My understanding of the RABQSA approach was that it had its roots in the premise that incompetent auditors were the primary cause behind business and industry’s loss of confidence in certification. But I’ve never accepted the logic of that argument. And even the International Accreditation Forum (IAF) is beginning at last to accept now that the root cause is less to do with incompetent auditors, and more to do with incompetent audit –yes, there is a difference. Incompetent audit is primarily a consequence of ineffective accreditation, and resolving that is not within the remit of RABQSA, IRCA or any of the other auditor certification bodies.
I’ve no doubt RABQSA’s motives about improving auditor competence were well intended, but suspect all they served to do was irritate the thousands of competent certified auditors who took exception to being told they weren’t in fact competent because they hadn’t acquired their certification through this new, expensive route.
IRCA’s approach to accreditation and ISO/IEC 17024 is different. We are taking care to understand what the users want and then to accommodate that within the accreditation bodies’ interpretation of 17024.
We are taking our time, as we want to get this right. We don’t want the accreditation label if it means offering something that users don’t want, or auditors can’t easily do, or if it involves unacceptable costs. Trying to pull the certification market in a direction that not all parts of the supply infrastructure want to go is high risk. The auditor certification industry on its own won’t solve the audit competence issue. To achieve a real change will require the active participation of the registrars and the accreditation bodies. And promisingly, there are signs that this may happen.
The International Personnel Certification Association (IPC) has set accreditation to 17024 as their membership entry level and I don’t anticipate they will see a need to review this because of what happened to RABQSA’s programme. IPC, and indeed 17024 is intended for a much wider audience than for auditor certification bodies who certify management systems auditors.

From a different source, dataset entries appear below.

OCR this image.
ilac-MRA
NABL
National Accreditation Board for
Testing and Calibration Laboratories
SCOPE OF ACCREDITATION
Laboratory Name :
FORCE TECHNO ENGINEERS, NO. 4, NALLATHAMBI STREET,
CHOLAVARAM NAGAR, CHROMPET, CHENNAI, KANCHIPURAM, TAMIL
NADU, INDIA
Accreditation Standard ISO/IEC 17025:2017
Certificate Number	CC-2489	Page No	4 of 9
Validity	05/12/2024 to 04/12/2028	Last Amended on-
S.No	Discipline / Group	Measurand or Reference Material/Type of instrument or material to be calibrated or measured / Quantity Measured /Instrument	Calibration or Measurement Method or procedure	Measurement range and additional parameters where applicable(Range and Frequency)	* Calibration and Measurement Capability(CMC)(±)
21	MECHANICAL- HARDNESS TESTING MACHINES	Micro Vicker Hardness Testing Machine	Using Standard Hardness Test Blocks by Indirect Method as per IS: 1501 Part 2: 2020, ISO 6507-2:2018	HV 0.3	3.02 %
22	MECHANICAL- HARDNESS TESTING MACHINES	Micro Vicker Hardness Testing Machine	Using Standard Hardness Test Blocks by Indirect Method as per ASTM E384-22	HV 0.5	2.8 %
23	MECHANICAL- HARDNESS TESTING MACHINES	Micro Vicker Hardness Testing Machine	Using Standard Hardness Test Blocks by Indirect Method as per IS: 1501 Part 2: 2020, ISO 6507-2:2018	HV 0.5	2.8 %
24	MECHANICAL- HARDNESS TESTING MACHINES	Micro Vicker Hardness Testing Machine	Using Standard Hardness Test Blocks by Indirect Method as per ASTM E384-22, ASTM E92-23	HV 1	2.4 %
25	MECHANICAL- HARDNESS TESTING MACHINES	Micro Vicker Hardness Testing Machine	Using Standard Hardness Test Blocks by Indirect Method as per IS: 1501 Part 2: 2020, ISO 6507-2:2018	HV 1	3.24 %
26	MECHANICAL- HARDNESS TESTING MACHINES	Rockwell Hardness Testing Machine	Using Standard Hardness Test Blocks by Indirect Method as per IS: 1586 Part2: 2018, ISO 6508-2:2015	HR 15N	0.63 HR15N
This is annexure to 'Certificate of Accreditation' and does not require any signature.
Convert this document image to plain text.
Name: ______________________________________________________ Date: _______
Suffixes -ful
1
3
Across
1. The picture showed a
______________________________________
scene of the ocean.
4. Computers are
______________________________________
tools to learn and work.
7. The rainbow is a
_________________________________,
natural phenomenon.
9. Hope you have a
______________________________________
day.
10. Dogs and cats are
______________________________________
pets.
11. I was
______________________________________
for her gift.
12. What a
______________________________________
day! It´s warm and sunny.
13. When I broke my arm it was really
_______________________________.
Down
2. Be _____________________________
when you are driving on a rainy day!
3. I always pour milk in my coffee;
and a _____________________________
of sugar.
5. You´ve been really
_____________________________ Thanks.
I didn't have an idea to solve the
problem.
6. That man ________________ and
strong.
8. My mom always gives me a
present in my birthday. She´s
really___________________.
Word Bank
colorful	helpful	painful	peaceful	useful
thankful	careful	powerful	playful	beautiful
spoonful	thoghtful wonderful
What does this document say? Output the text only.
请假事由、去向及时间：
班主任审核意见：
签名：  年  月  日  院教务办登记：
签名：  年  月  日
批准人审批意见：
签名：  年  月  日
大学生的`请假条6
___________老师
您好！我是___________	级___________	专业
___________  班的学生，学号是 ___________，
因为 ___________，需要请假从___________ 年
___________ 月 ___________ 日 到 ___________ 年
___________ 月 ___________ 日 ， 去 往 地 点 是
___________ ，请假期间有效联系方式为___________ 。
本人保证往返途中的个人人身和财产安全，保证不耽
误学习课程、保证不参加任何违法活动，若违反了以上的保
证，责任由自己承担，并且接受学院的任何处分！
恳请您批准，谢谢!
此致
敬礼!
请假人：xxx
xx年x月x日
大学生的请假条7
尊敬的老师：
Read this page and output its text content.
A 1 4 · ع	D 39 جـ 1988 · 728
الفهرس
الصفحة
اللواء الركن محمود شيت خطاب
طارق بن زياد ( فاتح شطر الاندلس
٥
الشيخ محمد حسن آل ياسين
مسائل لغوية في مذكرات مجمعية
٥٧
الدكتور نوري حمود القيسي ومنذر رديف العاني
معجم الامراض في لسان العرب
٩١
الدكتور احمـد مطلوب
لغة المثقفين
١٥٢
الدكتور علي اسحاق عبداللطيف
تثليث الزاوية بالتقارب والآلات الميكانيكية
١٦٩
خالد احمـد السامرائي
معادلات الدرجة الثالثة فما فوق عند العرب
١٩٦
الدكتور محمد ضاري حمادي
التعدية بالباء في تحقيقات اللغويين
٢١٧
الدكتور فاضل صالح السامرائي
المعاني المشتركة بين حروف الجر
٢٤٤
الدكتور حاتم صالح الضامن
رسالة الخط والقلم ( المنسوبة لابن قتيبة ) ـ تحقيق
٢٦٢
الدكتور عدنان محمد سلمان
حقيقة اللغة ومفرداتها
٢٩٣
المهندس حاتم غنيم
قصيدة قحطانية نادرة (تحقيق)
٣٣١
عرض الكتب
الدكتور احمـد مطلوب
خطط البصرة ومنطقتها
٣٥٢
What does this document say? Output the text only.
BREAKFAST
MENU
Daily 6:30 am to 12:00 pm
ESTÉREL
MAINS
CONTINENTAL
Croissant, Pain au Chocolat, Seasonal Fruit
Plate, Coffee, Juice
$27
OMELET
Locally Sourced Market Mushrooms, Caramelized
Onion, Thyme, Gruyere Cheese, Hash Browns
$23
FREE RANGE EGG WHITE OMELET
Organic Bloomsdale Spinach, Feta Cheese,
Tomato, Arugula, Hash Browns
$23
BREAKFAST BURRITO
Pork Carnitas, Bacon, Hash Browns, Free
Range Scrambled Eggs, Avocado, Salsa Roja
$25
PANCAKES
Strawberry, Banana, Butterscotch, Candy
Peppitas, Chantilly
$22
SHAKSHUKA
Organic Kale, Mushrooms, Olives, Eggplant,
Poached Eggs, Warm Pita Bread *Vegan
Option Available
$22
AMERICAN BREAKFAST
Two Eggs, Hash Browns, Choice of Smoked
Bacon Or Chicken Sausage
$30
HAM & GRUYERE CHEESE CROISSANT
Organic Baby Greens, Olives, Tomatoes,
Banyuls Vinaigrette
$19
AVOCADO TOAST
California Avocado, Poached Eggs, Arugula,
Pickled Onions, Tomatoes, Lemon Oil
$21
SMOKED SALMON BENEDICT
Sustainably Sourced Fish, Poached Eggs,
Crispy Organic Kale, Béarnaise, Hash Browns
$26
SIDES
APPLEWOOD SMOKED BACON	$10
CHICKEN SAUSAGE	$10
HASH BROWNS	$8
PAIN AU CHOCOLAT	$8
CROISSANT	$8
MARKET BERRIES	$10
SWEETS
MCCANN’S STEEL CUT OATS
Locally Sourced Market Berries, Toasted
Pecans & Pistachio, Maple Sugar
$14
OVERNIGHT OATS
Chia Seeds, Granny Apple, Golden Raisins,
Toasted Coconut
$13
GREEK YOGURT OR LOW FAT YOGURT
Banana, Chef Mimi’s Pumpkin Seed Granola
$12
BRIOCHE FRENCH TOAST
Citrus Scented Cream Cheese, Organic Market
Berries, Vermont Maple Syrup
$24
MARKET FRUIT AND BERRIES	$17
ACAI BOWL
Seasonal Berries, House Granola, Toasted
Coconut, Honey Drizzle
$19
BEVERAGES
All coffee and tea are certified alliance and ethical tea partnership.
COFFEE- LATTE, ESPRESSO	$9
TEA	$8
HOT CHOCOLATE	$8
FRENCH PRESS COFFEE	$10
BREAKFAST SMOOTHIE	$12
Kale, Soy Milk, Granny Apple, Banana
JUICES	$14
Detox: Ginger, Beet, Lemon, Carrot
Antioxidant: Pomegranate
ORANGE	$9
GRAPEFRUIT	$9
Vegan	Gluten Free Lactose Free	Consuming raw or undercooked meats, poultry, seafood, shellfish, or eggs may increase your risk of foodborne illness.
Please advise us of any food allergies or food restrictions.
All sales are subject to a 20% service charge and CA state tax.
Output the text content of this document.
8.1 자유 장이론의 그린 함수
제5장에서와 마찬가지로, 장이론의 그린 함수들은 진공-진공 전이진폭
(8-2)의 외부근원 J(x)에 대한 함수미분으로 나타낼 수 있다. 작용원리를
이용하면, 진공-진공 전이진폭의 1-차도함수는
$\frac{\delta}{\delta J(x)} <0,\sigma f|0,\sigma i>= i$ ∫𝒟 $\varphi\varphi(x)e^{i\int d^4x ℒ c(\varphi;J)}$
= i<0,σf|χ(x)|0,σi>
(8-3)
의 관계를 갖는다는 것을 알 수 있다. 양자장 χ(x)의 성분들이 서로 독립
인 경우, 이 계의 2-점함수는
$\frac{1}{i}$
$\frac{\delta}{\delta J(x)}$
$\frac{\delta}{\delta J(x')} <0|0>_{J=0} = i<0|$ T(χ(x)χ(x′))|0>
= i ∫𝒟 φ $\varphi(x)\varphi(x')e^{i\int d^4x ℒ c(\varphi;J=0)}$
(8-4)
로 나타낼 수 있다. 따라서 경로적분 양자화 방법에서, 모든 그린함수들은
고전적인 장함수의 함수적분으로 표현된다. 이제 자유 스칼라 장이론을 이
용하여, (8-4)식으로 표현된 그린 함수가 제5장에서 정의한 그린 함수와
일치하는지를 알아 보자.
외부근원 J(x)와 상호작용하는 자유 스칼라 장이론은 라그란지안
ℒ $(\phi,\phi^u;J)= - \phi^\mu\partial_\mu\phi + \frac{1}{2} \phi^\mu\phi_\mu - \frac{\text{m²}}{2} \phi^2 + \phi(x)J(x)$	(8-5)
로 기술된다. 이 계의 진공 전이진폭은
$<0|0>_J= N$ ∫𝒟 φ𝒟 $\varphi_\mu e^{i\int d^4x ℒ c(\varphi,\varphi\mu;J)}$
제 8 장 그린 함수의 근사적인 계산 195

The competency based approach will, and in fact is, working readily in some sectors, but not in others. RABQSA’s experience might suggest that management systems certification may be amongst the latter.
Right now, on an international scale, accreditation to 17024 is a mess. There is little consistency in implementation between accreditation bodies, and a practice that one accreditation body might readily allow, another might find completely unacceptable. This makes accreditation to 17024 something of a lottery and, until this is resolved, it remains fairly meaningless other than as a basic indication that the auditor certification body operates a coherent management system.
On the one hand, I have to commend Michael and RABQSA for the boldness of their approach. But on the other, I regret that through their uncompromising rhetoric over auditor competence they have distracted attention from what I see as the real issue behind industries growing lack of interest in accredited certification, which is ineffective accreditation.